SMYRF - Efficient Attention using Asymmetric Clustering

Authors: Giannis Daras, Nikita Kitaev, Augustus Odena, Alexandros G. Dimakis

NeurIPS 2020 | Conference PDF | Archive PDF | Plain Text | LLM Run Details

Reproducibility Variable Result LLM Response
Research Type Experimental We apply our method to pre-trained state-of-the-art Natural Language Processing and Computer Vision models and we report significant memory and speed benefits. Notably, SMYRF-BERT outperforms (slightly) BERT on GLUE, while using 50% less memory. We also show that SMYRF can be used interchangeably with dense attention before and after training. Finally, we use SMYRF to train GANs with attention in high resolutions. Using a single TPU, we were able to scale attention to 128x128=16k and 256x256=65k tokens on Big GAN on Celeb A-HQ.

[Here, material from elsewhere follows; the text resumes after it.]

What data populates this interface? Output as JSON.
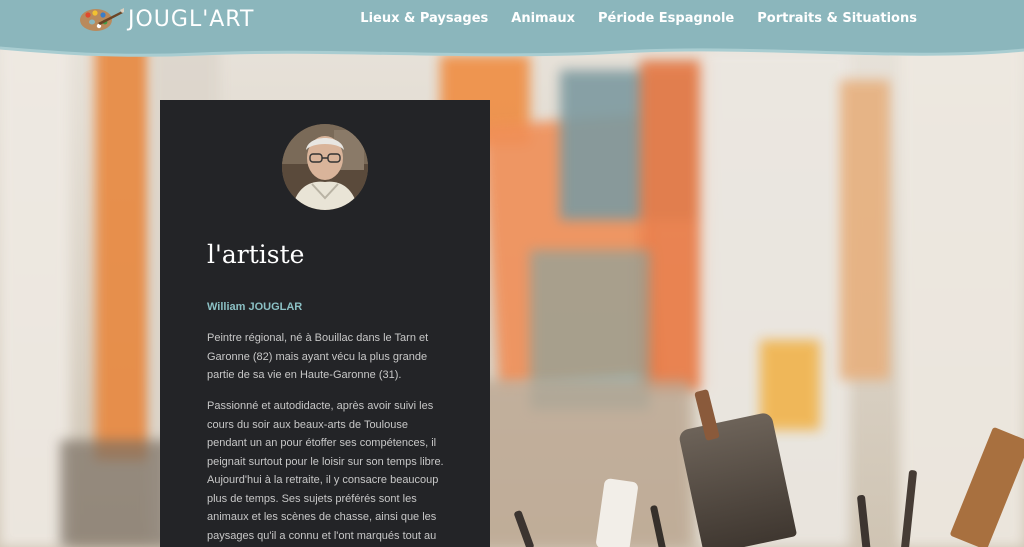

Researcher Affiliation Collaboration Giannis Daras Computer Science Department The University of Texas at Austin giannisdaras@utexas.edu Augustus Odena Google Research augustusodena@google.com Nikita Kitaev Google Research kitaev@cs.berkeley.edu Alexandros G. Dimakis ECE Department The University of Texas at Austin dimakis@austin.utexas.edu
Pseudocode No The paper describes the steps of the SMYRF algorithm in text (e.g., "Our algorithm consists of the following steps:") but does not provide a formal pseudocode block or algorithm figure.

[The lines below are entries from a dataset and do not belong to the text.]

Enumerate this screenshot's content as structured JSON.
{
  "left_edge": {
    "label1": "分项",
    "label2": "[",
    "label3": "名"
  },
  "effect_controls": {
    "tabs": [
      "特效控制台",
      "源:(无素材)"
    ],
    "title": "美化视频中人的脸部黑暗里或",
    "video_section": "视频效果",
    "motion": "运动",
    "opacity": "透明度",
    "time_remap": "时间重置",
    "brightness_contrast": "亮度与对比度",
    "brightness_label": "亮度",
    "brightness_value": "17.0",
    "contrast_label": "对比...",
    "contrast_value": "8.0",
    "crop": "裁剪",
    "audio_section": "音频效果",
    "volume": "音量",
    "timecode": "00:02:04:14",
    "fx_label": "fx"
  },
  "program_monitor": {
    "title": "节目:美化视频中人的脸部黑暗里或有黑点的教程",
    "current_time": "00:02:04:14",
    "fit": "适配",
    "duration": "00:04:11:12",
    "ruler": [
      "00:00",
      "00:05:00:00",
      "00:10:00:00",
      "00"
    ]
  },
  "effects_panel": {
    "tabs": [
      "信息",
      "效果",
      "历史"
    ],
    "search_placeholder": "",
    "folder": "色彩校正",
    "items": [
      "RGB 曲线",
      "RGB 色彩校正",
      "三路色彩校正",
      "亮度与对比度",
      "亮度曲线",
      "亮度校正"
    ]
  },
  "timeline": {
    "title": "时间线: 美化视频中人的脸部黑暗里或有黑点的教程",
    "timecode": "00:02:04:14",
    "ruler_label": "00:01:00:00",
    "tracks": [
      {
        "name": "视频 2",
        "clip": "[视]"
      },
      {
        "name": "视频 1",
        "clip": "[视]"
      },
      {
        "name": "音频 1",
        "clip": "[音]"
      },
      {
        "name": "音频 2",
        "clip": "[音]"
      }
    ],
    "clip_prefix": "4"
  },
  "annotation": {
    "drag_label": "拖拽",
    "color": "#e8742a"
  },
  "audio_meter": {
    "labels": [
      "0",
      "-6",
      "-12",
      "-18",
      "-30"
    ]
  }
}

Open Source Code Yes We open-source our code and pre-trained models to encourage more related research: https://github.com/giannisdaras/smyrf.
Open Datasets Yes We use a pre-trained2 Big GAN, which is a state-of-the-art model in Image Generation for Image Net [37]. ... We train SMYRF-BERT (base) on GLUE [25, 40, 41, 42, 43, 44, 45, 46, 47, 48, 49, 50, 51] benchmark, using sequence length 128.
Dataset Splits No The paper refers to using "GLUE (dev)" and mentions various dataset names for training and evaluation but does not explicitly provide percentages or sample counts for train/validation/test splits, nor does it refer to specific predefined splits with citations for reproducibility beyond dataset names.
Hardware Specification Yes Using a single TPU, we were able to scale attention to 128x128=16k and 256x256=65k tokens on Big GAN on Celeb A-HQ. ... Finally, we successfully train a Big GAN with attention at resolution 256 256 on a single v3-8 TPU.
Software Dependencies No The paper mentions "Py Torch [36]" for the pre-trained Big GAN model but does not specify version numbers for PyTorch or any other software dependencies crucial for replication.
Experiment Setup Yes We train SMYRF-BERT (base) on GLUE [25,...] benchmark, using sequence length 128. ... We also run experimetns with SMYRF-BERT large to a subset of the GLUE tasks. ... We also experiment on the IMDB [52] dataset, using sequence length 512 tokens3. ... For SMYRF models, we train and evaluate with SMYRF. ... We choose Celeba-HQ because: (i) images are in resolution higher than 128 128, (ii) our budget is limited and Celeba-HQ requires much less training steps compared to Image Net [37]. With SMYRF, we move attention from 64 64 resolution to 128 128 and train with 50% less memory than dense attention. ... We conduct our experiments on Celeba-HQ-128 for 120K steps.